WATERVILLE — The Waterville Board of Education on Monday voted unanimously for students to start the school year Sept. 8, the day after Labor Day, with teachers starting two weeks earlier to prepare and identify problem areas.

The 7-0 vote came after the board voted 7-0 to finalize a $25.7 million school budget for 2020-21 that eliminates the school resource officer by trimming $50,000 from the budget. The board made the decision because the City Council requested the board cut the budget to help keep the tax rate from increasing.

School Superintendent Eric Haley said the school board took a first vote on the school budget a few weeks ago and after the finance committee met, the city wanted to add a police officer position to the budget come January 2021. The city also ran short on what it expected it would get in tax revenue, he said.
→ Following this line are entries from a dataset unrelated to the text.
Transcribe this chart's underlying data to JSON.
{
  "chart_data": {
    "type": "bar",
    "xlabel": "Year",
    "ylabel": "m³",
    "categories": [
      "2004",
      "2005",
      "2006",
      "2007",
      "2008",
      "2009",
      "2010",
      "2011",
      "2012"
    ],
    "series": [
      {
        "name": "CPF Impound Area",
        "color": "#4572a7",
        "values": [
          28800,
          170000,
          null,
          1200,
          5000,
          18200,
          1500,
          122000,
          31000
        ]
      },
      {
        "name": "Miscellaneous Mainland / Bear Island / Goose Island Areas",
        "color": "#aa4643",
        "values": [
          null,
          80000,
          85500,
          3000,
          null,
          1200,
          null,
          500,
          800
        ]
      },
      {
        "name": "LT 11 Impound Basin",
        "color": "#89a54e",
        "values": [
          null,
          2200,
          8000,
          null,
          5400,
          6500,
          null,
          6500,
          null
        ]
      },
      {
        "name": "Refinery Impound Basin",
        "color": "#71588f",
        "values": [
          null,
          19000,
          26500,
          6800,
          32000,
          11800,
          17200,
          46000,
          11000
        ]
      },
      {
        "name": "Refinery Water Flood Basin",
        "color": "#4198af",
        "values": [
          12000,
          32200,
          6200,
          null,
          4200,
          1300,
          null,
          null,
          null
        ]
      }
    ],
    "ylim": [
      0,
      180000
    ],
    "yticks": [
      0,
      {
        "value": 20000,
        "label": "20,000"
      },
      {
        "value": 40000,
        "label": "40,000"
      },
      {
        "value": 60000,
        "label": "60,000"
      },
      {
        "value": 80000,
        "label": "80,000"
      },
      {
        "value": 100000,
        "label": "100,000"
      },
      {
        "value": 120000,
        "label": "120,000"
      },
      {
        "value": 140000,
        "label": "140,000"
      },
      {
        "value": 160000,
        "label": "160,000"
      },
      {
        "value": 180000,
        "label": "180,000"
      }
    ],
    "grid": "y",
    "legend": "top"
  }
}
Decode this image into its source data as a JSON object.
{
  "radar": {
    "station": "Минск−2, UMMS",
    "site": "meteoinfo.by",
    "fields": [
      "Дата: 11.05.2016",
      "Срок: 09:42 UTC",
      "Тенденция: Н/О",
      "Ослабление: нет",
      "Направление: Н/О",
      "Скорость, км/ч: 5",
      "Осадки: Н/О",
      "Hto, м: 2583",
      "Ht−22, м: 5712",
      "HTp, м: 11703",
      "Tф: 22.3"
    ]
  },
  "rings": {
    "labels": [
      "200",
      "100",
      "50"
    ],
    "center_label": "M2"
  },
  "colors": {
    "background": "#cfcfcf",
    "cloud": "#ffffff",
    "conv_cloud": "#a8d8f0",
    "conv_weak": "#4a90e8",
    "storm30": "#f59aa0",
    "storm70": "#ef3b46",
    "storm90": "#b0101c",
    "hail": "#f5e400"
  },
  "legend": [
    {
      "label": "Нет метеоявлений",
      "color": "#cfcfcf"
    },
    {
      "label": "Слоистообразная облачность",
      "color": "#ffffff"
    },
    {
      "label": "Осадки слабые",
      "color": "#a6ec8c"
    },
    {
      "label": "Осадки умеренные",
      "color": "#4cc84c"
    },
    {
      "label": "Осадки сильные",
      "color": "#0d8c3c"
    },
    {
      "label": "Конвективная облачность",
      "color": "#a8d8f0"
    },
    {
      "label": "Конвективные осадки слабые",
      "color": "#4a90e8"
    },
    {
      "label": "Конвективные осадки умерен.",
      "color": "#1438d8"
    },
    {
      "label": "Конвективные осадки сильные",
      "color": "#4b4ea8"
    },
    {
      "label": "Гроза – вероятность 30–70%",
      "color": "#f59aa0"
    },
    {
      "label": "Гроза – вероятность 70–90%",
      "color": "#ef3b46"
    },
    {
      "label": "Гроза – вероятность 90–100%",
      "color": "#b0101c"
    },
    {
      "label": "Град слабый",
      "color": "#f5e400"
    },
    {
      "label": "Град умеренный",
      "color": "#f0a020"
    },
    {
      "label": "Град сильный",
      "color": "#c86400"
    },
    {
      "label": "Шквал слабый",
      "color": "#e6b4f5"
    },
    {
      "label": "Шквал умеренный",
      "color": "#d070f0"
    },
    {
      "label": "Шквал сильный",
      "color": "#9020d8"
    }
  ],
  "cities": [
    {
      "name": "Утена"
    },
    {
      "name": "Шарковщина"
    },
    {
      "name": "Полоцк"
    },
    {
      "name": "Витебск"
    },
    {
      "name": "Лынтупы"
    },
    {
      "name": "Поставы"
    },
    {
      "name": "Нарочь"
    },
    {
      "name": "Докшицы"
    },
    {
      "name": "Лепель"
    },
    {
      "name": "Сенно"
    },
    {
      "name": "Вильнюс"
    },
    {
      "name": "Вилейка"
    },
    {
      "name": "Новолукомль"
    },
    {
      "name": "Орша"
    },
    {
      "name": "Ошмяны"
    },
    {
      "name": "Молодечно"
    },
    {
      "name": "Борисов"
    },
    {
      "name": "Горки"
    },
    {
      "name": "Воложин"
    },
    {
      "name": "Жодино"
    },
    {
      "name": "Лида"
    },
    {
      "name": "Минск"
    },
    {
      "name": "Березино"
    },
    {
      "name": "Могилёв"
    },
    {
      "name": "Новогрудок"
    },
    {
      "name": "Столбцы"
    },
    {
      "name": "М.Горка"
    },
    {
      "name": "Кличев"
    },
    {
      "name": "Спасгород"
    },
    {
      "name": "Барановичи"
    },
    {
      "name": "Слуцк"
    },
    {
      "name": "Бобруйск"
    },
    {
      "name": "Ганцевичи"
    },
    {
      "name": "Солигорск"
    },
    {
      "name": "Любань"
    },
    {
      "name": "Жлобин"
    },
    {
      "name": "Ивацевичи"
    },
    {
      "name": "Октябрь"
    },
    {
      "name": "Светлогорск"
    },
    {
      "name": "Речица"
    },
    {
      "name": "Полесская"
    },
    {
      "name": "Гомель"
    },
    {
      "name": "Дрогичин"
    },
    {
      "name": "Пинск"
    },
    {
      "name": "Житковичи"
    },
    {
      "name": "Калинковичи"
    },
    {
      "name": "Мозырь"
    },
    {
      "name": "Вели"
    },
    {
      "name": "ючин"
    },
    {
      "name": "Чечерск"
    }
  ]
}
School board members said the council decided the schools and city should each trim $50,000 from their respective budgets after the finance committee met and recommended that move. However, school board members said that while the finance committee includes two school board members, they were not notified of, or invited to, that finance committee meeting.

Board member Pam Trinward said she listened to a council meeting at which the council discussed the budget and the plan to have the school board cut $50,000 from its budget.

“We weren’t invited to the City Council meeting, so technically, there was no way for us to make any comment at all,” she said.

Board Chairperson Joan Phillips-Sandy said the schools had already asked the city for about $64,000 less in taxes than they did last year and the schools took over the $35,000 cost for trash collection which the city had previously funded.

“In effect, we are being asked to pick up the cost for one whole police officer and we’re being asked to cut school spending to do it,” she said.

Board member Maryanne Bernier said the board and school administration had done more than their due diligence in asking for less in taxes this year. She asked if the school resource officer would be able to go back to the Police Department to work.

Trinward said schools contracted with that officer, who works for the Police Department.

She said with so much school funding coming from the state, the schools must be good stewards of that money and should not be using state-funded money to pay for a police officer for the city.

“I think it was the last thing we put in our budget,” Trinward said. “It was a tough, hard budget for us, and it should be the first thing we take out.”

The council on Aug. 4 took a final vote to approve a $43.56 million municipal and school budget. The school board traditionally takes a final vote on the school budget after the council takes its final vote on both budgets.

The board Monday discussed a back-to-school plan for this fall that includes requiring students and staff who choose to attend school in-person to wear face coverings, social distance, wash their hands and stay home if they have COVID-19 symptoms.

On Monday, school principals and directors detailed their individual back-to-school plans to the board. Those plans will be provided to families, along with a school calendar. Those individual plans supplement the general back-to-school plan posted Friday.

Albert S. Hall School Principal Barbara Jordan and George J. Mitchell School Principal Allan Martin said the schools will follow Centers for Disease Control & Prevention protocol, which includes physical distancing, wearing masks, appropriate hygiene and use of personal protective equipment.

They talked about the social-emotional mental health aspect of schooling during the pandemic and said school counselors and social workers will offer support to teachers, staff, students and families of students who attend school or learn remotely from home or day care. Families may directly contact guidance counselors and social workers, Jordan said.

“We want to continually monitor our students to make sure they are getting what they need,” she said.

The 18-page general plan was posted Friday on the Waterville schools website, wtvl.aos92.org.

The plan was developed with an advisory group of parents, teachers, school administrators and school board members, including Phillips-Sandy, who said the plan is subject to change.

Waterville schools will use a hybrid model of instruction where students will be assigned to specific “cohorts” that designate the days of the week they will attend and the days they will have off-site learning. For instance, on the first week of instruction, Cohort A will have in-school learning Monday, Wednesday and Friday, and off-site learning Tuesday and Thursday. The second week, that group would have in-school instruction Tuesday and Thursday, and off-site opportunities for Monday, Wednesday and Friday.

Cohort B would have in-school instruction Tuesday and Thursday of the first week and off-site opportunities for learning on Monday, Wednesday and Friday. In the second week, the group would be in school buildings Monday, Wednesday and Friday and off-site, Tuesday and Thursday. Cohort C enables a parent or guardian to choose off-site learning using online platforms including Google Classroom.